© Ralf Hirschberger / Global Look Press
Patches released by Intel Corp. to fix highly malicious Spectre and Meltdown vulnerabilities affecting its CPUs turned out to be faulty, the company admitted, urging customers to stop installing them until further notice.
Earlier this month, security researchers at Google Project Zero disclosed that data processed by the majority of modern CPUs, be they desktop computers or smartphones, could be vulnerable to critical exploits they called 'Spectre' and 'Meltdown.' Tech companies reportedly had months to prepare, and since the public announcement of the vulnerabilities, Intel released at least three patches - before discovering that their fix led some PCs to reboot unexpectedly.On Monday, Intel
announced that it "identified" the"root cause" of the problem and will soon send out another patch to fix the faulty fix. The technology giant also
provided a list of Intel-based platforms that are impacted by the issue.

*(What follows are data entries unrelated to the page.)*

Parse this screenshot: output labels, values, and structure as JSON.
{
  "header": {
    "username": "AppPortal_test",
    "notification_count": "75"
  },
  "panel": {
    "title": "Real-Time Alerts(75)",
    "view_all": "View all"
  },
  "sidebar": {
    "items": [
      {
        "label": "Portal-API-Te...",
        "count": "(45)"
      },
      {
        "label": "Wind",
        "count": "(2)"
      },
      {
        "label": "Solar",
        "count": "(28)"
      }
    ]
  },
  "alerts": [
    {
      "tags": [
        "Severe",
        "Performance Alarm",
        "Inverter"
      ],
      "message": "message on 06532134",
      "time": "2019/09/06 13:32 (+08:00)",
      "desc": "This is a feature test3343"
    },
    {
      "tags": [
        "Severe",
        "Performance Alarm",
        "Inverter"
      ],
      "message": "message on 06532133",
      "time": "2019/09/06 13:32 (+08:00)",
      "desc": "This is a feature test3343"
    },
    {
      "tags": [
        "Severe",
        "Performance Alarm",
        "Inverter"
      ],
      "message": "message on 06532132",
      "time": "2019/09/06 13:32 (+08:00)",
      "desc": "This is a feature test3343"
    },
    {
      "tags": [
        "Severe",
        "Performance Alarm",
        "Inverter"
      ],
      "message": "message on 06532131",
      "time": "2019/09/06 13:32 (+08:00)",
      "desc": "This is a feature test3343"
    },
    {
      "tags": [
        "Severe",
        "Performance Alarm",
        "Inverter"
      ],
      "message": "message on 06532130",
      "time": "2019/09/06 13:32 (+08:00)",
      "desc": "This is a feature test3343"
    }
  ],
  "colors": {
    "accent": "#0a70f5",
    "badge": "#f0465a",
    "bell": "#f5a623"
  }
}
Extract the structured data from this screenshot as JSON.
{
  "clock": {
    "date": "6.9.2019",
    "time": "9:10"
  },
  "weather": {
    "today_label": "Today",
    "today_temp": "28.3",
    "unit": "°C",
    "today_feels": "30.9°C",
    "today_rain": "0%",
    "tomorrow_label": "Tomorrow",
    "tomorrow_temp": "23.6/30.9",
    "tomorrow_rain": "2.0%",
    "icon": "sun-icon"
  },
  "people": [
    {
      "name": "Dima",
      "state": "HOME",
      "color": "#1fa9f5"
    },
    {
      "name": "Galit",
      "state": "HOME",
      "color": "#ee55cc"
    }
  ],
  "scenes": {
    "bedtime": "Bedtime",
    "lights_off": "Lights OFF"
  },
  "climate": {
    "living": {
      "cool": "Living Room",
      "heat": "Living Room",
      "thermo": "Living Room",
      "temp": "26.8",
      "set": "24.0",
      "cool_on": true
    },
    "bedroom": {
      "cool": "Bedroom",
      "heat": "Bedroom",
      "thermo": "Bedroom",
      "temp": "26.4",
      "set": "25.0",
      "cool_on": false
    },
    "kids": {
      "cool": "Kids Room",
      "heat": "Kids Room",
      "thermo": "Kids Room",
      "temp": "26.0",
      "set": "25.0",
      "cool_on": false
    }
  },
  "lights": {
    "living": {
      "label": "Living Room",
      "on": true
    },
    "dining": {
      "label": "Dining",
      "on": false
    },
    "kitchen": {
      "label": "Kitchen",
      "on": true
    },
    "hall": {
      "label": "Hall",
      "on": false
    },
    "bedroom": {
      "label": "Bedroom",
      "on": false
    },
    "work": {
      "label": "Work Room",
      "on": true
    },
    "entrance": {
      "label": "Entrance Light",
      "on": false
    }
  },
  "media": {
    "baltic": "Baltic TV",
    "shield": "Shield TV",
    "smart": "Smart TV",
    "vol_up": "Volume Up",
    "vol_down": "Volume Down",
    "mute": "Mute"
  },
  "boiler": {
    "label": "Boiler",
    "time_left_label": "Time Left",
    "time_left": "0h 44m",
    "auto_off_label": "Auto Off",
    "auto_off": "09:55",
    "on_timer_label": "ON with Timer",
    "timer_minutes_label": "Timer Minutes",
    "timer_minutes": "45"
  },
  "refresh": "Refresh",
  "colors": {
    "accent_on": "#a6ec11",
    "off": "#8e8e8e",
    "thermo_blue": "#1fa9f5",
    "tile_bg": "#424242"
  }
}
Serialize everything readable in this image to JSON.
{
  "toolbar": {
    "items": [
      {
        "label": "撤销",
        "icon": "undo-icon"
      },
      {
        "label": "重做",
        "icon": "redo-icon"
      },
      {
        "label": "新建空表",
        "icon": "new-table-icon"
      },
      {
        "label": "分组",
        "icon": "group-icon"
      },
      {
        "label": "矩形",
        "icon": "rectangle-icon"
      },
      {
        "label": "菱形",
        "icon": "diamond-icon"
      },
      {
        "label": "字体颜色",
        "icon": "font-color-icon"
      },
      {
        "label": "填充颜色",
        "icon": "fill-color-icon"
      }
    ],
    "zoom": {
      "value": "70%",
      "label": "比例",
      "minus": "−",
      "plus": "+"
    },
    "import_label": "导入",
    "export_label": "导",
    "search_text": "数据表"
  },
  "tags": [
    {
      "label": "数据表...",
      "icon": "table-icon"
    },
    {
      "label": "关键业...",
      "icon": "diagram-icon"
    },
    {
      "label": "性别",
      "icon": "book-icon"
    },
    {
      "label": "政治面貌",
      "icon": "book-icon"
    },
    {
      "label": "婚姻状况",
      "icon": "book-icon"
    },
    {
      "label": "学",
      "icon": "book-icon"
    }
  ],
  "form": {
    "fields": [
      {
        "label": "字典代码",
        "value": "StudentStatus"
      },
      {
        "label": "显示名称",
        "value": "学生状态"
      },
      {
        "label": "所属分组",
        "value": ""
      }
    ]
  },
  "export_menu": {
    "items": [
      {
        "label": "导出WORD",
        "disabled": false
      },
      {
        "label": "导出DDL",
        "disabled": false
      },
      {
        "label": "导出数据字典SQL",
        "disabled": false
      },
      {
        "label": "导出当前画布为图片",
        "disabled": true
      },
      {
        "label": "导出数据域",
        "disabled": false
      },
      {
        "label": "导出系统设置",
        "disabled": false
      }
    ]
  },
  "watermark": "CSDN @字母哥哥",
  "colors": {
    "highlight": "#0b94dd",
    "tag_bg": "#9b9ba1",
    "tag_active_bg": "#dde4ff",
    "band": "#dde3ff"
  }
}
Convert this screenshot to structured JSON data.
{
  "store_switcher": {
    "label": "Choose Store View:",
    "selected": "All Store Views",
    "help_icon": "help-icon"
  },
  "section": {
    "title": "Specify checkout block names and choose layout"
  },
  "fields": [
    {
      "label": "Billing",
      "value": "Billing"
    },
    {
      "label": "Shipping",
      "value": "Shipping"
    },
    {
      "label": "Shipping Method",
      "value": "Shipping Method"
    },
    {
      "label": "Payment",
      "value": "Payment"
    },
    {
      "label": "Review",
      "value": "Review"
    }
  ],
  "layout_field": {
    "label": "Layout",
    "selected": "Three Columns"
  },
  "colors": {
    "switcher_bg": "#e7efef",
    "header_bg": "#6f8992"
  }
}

"We have now identified the root cause for Broadwell and Haswell platforms, and made good progress in developing a solution to address it," Intel Executive Vice President Navin Shenoy said in a blog post, adding that the company already provided the patch to its partners to check if the solution was
found. "We will make a final release available once that testing has been completed."
In the meantime, the company advised "OEMs, cloud service providers, system manufacturers, software vendors and end users" to stop using the available versions of the patch, "as they may introduce higher than expected reboots and other unpredictable system behavior."
The inability to properly fix the problem for weeks after the security researchers released documentation of critical vulnerabilities in modern processors used in practically every computer and smartphone around the world, has sparked major criticism in the high tech industry. Linus Torvalds, who pioneered the Linux family of operating systems, could not contain his anger. He believes Intel has not done enough to shield its users from Meltdown and Spectre hardware-based bugs that could potentially allow hackers to steal any data, including passwords, personal photos, and emails.
"As it is, the patches are COMPLETE AND UTTER GARBAGE," Torvalds said in a message posted to the Linux kernel mailing list on Sunday.
"All of this is pure garbage. Is Intel really planning on making this sh*t architectural?" he asked. "Has anybody talked to them and told them they are f*cking insane? Please, any Intel engineers here - talk to your managers."]Torvalds said that the best possible solutions for the company would be to recall two decades worth of products and to give everyone free CPUs. But instead, Intel is trying to avoid huge losses and further damage to its reputation, and intends to continue shipping flawed hardware with software protection which will be turned off by default, he explained.
"The whole IBRS_ALL feature to me very clearly says 'Intel is not serious about this, we'll have a ugly hack that will be so expensive that we don't want to enable it by default, because that would look bad in benchmarks,'" Torvalds wrote. "So instead they try to push the garbage down to us. And they are doing it entirely wrong, even from a technical standpoint."
Reader Comments
The problem with the other vulnerability (the one called Meltdown, easier to implement by "bad guys") is easier to solve in theory, but it involves recompilation of every software, which is impossible. The "fixes" are like a temporary solution, again, and they won't even work in all possible scenarios, meaning they are worthless. Plus the overhead cost (basically the major reason for speed gains in CPUs is being cancelled).
By the way, these fixes are actually being stopped from distribution right now, Intel advised on Monday against its own microcode update (lack of which makes you still unable to fully utilise the software update), because of serious side effects, which were "bigger than expected". Microsoft also doesn't push its update (which involves only systems from Win7 up, for comparison the patch against WannaCry malware from March 2017 was given even to Win XP and Vista, despite not being supported anymore, and that patch was trivial in comparison).
For example, to patch a type 1 hypervisor (usually a professional solution) you need to update: microcode (typically a BIOS patch, often unavailable or buggy), server firmware (often unavailable or untested), hypervisor software (likewise), operating system (mentioned earlier), and virtual machines themselves. It like, you need to update everything.
This fiasco is created by hunting for performance. The boundary between kernel space and user space was breached in branch prediction technology, just to make things speedier. Now this is being undone - and more.
The response (also a fiasco) is something deeper. It would require another article. The main reason for it is the rushed try to save the face of the cloud storage and procession business, which allowed such things like cashless society and total control of population. With these vulnerabilities, it is possible to gain access to data of other businesses (governments, people) using the same cloud facilities. This means loss of trust in such solutions. Which could mean their end, and return to decentralised processing... They already compare this possibility to the biggest economic crises.
And finally, a comparison. These vulnerabilities allow (amongst other things) for entities living in the Matrix (named virtualised environment = sandbox = containment system, or simply a guest) to affect and thus leave the Matrix (hypervisor, or a host). It like you captured a tiger in order to observe it and teach to perform tricks, but the tiger somehow escaped the cage and is now observing you. And is very angry. Who will perform tricks now?